Am Draht betreiben lässt sich auch der Teufel Real Blue Pro, den wir als Over-Ear der gehobenen Preisklasse mit sehr guter Klangbewertung ebenfalls zum Hörtest heranzogen. Dass der Cayin N3-Ultra an beiden eine äußerst starke Performance ablieferte, verwunderte mich nicht. Schließlich hatte ich schon mal vor Jahren für die Zeitschrift AUDIO 06/21 den Cayin C9 Kopfhörer-Verstärker mit Röhren getestet und für gut befunden. Der nutzte damals aber keine klassischen Militär-Röhren, sondern moderne Korg Nutube 6P1 (Direct Heated Trioden, kurz DHT).
Viel überraschender fand ich angesichts der verbreiteten Klischees nach der langen Zeit den geringen Unterschied zwischen der Transistor-Ausgangsstufe und den beiden Röhren-Modi. Ja, es tat sich etwas im Bass, der mit Transistor etwas straffer kickte, aber dabei im gleichen Maße weniger satt wirkte. Bei Stimmen gab es ebenfalls einen hörbaren Unterschied, der sich allerdings schlecht in Worte fassen lässt. Eher schon lässt sich sagen, dass das Messing von Becken mit beiden Röhren-Betriebsarten irgendwie prägnanter, feiner und einfach authentischer klang. Eben mehr nach Messing.

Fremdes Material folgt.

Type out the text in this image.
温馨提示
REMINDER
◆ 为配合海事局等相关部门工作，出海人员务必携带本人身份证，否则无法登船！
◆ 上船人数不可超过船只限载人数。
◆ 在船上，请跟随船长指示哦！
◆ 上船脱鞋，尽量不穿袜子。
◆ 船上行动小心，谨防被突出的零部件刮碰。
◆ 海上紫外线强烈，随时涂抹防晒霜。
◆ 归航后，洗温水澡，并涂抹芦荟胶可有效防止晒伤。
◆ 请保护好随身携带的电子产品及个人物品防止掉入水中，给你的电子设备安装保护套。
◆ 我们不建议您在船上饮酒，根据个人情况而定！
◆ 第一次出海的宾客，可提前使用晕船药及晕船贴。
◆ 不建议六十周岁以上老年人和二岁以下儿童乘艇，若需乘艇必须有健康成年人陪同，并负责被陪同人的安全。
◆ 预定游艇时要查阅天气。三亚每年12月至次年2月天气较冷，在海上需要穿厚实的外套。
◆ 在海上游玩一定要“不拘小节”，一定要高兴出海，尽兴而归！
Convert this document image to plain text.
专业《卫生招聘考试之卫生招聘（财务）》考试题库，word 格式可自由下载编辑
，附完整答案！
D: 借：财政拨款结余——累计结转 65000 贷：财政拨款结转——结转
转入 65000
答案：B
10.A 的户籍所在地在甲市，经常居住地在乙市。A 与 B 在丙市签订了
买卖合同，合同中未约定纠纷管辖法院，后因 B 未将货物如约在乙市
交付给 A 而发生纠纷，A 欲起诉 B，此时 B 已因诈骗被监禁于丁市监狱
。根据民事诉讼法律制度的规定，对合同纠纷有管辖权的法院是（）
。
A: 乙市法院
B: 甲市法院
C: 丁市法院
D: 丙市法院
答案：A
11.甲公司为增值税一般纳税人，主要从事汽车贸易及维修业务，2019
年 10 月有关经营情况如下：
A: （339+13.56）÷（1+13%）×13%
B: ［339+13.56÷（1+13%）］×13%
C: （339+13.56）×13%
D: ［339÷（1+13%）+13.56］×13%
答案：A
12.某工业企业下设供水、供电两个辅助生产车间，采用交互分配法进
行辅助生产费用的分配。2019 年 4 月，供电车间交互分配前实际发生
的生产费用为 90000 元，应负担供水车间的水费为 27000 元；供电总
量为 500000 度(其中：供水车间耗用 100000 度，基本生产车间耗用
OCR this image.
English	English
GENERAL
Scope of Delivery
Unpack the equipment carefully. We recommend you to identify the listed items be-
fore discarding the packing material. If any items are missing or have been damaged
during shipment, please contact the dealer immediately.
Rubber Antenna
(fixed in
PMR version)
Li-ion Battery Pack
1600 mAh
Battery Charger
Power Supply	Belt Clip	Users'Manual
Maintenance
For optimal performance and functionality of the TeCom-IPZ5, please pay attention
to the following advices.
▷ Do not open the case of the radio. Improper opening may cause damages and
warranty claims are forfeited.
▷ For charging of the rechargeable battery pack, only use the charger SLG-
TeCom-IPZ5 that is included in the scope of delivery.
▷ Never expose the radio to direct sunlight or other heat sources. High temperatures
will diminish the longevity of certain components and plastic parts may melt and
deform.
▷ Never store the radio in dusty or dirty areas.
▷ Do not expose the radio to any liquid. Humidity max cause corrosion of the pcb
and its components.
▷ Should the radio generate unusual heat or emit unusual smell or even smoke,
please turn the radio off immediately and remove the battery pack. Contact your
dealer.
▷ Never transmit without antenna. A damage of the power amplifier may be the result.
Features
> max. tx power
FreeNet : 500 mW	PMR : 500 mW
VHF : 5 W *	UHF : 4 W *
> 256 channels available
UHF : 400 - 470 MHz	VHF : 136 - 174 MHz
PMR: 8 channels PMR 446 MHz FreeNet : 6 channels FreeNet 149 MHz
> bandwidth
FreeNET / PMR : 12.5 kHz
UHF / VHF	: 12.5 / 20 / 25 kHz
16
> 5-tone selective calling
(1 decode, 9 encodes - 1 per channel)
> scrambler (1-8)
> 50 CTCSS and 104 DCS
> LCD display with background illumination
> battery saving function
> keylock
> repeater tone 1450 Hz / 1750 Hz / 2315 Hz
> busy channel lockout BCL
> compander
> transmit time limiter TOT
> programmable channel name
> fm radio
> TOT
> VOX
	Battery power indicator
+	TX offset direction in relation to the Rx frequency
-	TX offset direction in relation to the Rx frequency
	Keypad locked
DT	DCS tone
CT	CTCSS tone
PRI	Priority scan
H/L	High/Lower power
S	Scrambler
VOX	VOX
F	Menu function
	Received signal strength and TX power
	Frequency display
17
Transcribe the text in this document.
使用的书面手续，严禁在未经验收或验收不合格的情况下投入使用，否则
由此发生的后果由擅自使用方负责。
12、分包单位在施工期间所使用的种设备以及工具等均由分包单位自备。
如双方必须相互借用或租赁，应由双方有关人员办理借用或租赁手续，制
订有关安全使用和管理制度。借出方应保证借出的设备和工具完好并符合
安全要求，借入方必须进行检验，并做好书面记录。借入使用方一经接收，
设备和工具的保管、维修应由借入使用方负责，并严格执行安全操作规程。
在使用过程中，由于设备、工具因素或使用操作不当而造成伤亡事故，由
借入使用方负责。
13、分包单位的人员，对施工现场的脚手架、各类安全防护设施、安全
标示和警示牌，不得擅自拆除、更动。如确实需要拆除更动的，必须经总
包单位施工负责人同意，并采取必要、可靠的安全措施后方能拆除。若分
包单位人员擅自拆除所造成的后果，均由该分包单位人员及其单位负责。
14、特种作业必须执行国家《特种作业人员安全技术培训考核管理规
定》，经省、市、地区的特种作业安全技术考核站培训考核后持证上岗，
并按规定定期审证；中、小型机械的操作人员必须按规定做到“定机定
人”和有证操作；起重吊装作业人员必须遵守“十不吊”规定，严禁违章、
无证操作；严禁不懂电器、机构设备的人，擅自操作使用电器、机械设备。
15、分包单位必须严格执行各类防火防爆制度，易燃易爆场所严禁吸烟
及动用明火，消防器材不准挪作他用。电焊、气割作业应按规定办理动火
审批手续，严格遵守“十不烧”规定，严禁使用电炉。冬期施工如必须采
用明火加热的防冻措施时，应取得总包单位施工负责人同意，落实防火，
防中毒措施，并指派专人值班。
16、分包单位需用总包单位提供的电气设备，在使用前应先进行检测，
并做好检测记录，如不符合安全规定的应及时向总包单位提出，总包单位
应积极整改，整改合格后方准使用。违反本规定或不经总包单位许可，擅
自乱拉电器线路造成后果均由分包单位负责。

Klassik und Moderne prallen im Cayin N3-Ultra aufeinander
Noch feiner fielen freilich die Unterschiede zwischen dem Röhren-Betrieb im Modus „Classic“ gegenüber „Modern“ aus. Was schöner erscheint, ist nicht nur äußerst subjektiv und subtil, es hängt vor allem von der Aufnahme ab. Ich würde weder „Classic“, noch dem Röhren-Modus ansich das angestammte Prädikat „wärmer“ gegenüber der Transistor-Ausgangsstufe verleihen – auch wenn die Raytheon-Röhren des Cayin N3-Ultra nach jedem Umschalten erst mal einige Sekunden zum Aufwärmen brauchen. Es klingt mit der Old-School-Technologie eher glanzvoller, „goldener“ denn wärmer.
Gerade die Höhen kommen eindrucksvoller, aber ohne jegliche Schärfe aus den beiden verschiedenen Kopfhörern. In Verbindung mit dem exzellenten Beyerdynamic Xelento 2 entsteht so ein Klangebilde für Feingeister, die sich einer für In-Ears selten gehörten Weite und Räumlichkeit erfreuen dürfen. Hier entsteht Präzision ohne jegliche Penetranz oder Härte. Der Schmelz ist einmalig und lässt Klassik zum Erlebnis werden, das gerade unter Ohrkanal-Hörern seines Gleichen sucht. Auch Jazz und Singer/Songwriter wie Tori Amos klingen gerade mit Live-Aufnahmen extrem filigran, homogen und räumlich.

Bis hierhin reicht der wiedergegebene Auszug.